Meine Kernaussagen:
DEN
rasm ʿUṯmānī gibt es nicht, sondern mehrere.
DEN Standard für Koranausgaben gibt es nicht, sondern mehrere.
Und so richtig gibt es Standards erst, seit es Druckausgaben gibt.
Gewiss, westafrikanische Handschriften glichen einander,
osmanische Handschriften glichen einander,
persische waren zueinander ähnlicher als zu osmanischen und indischen.
Indische Handschriften glichen einander,
nordindische mehr nordindischen, ostindische mehr ostindischen,
westindische mehr westindischen, südindische mehr süd
indischen.
Aber erst dank des Drucks konnten nicht nur wenige Reiche und Gelehrte
mehr als eine Ausgabe besitzen; erst seit viele einen hatten, verglich man
sie und störte sich an kleinen Unterschieden.
Erst der Druck schuf den Druck zur Standardisierung.
Erst seit fünfzig Jahren haben wir richtige Standards.
Der Maghreb und Indien haben schon lange von Gelehrten ‒ nicht einer Behörde,
einer mächtigen Kommission ‒ entwickelte Standards.
Persien und das osmanische Reich hatten Schreibtraditionen mit etwas
Bandbreite, mit etwas Spiel.
Auch wenn seit Bergsträßer immer wieder ‒ bis heute ‒ Orientalisten den Gizeh-Druck
von 1924 als Standard bezeichnen, ist er das nicht.
Gewiss seit Saudi-Arabien einen dem 1952er "Zweitdruck"
‒ der an über 900 Stellen vom "Erstdruck" abweicht ‒
von ʿUṯmān Ṭāhā nachgeschriebenen
muṣḥaf
millionenfach nachdruckt, gibt es einen ostarabischen Standard ‒ neben dem türkischen,
dem des iranischen Zentrums für Druck und Verbreitung des Korans, neben den indonesischen (von 1983, 2002 und 2018),
sowie dem zahlenmäßig dominierenden indo-pakistanischen.

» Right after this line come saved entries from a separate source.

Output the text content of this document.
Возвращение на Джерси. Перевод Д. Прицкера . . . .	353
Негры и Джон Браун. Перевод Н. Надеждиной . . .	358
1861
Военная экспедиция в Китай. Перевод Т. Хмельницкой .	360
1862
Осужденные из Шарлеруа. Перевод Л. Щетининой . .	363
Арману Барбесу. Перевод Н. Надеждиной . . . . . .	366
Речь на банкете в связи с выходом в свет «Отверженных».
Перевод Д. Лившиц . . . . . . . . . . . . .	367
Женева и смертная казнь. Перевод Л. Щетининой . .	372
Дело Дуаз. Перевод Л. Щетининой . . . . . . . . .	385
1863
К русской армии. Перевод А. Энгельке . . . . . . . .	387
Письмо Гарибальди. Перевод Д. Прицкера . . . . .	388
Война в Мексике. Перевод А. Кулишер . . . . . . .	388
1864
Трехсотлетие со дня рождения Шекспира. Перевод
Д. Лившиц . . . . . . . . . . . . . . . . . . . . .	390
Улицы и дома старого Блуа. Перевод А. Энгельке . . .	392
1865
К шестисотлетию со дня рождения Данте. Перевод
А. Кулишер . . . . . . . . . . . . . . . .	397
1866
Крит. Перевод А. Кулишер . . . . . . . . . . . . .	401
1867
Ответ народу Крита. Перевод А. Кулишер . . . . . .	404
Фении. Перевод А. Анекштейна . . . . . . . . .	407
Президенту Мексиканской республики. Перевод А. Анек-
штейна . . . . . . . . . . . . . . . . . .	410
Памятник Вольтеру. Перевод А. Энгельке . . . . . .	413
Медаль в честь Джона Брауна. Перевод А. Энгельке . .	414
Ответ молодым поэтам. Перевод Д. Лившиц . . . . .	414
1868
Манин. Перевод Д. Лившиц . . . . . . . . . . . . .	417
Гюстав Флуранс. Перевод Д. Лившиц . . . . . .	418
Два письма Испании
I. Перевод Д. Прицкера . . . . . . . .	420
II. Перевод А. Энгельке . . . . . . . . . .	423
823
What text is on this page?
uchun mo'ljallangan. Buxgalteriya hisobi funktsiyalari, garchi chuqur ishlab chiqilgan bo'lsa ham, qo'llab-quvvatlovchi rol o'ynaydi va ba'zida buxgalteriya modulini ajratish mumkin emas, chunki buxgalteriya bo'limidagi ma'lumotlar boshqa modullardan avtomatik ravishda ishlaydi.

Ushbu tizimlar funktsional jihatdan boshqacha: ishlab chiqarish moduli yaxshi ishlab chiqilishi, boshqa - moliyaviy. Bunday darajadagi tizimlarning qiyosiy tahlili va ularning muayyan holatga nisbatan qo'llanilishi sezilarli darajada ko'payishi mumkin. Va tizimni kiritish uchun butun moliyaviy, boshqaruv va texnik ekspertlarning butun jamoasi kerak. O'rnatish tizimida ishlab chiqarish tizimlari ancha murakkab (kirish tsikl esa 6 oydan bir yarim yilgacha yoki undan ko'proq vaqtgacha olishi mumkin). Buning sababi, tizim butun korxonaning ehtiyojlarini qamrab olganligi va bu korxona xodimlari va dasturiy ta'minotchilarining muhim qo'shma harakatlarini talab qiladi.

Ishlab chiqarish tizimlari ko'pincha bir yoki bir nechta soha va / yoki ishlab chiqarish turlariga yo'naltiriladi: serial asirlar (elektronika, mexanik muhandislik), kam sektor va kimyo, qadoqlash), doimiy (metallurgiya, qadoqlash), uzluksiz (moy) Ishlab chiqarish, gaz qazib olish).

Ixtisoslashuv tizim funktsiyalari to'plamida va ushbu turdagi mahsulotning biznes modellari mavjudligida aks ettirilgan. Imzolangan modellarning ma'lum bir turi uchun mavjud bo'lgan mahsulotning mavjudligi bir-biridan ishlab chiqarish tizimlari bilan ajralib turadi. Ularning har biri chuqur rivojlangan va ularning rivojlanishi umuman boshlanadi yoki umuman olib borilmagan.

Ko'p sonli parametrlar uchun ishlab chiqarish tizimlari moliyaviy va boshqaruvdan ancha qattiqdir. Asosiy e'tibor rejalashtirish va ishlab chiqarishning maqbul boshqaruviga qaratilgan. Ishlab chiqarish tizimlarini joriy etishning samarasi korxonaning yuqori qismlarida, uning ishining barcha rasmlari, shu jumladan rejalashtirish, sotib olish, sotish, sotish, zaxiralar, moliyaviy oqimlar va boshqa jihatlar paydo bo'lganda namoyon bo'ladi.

Und gleich noch eine Kernaussage:
Es gibt zwar ZWEI HAUPTstandards, den afrikanischen und den asiatischen,
aber man kann auch von Tausenden ausgehen,
denn die vielen Dimensionen der Verschriftlichung sind frei kombinierbar:
‒ Klanggestalt (Lesarten, Verschriftlichung der Vortragsregeln),
‒ Buchstabengerüst
(rasm plus diakritische Punkte, Quranic Conmmon Text (QCT),
cf. ad-Dānī:
al-Muqnī),
‒‒‒ manchmal fokusiert man den
rasm pur, meist aber kann man ihn gar nicht
von den Punkten trennen, ohne diese hat er ja keinen Sinn. Punktierung wird bei den
Lesarten berücksichtigt, da geht es ja nicht nur im Vokale und Buchstabenverdoppelung,
sondern auch um ṭ <> ẓ, ṣ <> ḍ, ʿ <> ġ, b/t/ṯ/n/y, r <> z, f <> q
‒ die Notation stummer und die verkürzter Vokalbuchstaben, sowie die langer Vokale,
‒ Einteilung plus Pausen
(ǧuz, ḥizb, ruquʿ, Siebtel, Seite, Vers, Pausensystem, Pausenstellen,
Bekräftigung, Niederwerfung {im Text, am Rande}, Kustode),
‒ Graphisches (wieviel Zeilen je Seite, ein Duktus für den Text, einer für die Basmala, einer für die Surentitel,
Ziffern im Text oder am Rand).
Selbst Experten gehen einfach davon aus, dass man vom Duktus auf die Lesart schließen könnte,
oder von der Lesart auf die
rasm-Autorität.
So ein Quatsch!
Sie schreiben von »version du Caire« oder »version du Maroc« statt von der Lesart-Überlieferung
Ḥafṣ bzw. Warš oder von der Schreibung nach Ibn Naǧāḥ oder ad-Dānī oder der "iranischen vom
Zentrum für Druck und Verbreitung"
oder der "neuen indonesischen" oder von "ʿUṯmān Ṭāhā II, also Kairo1952 in der neuen Fassung des König-Fahd-Komplexes".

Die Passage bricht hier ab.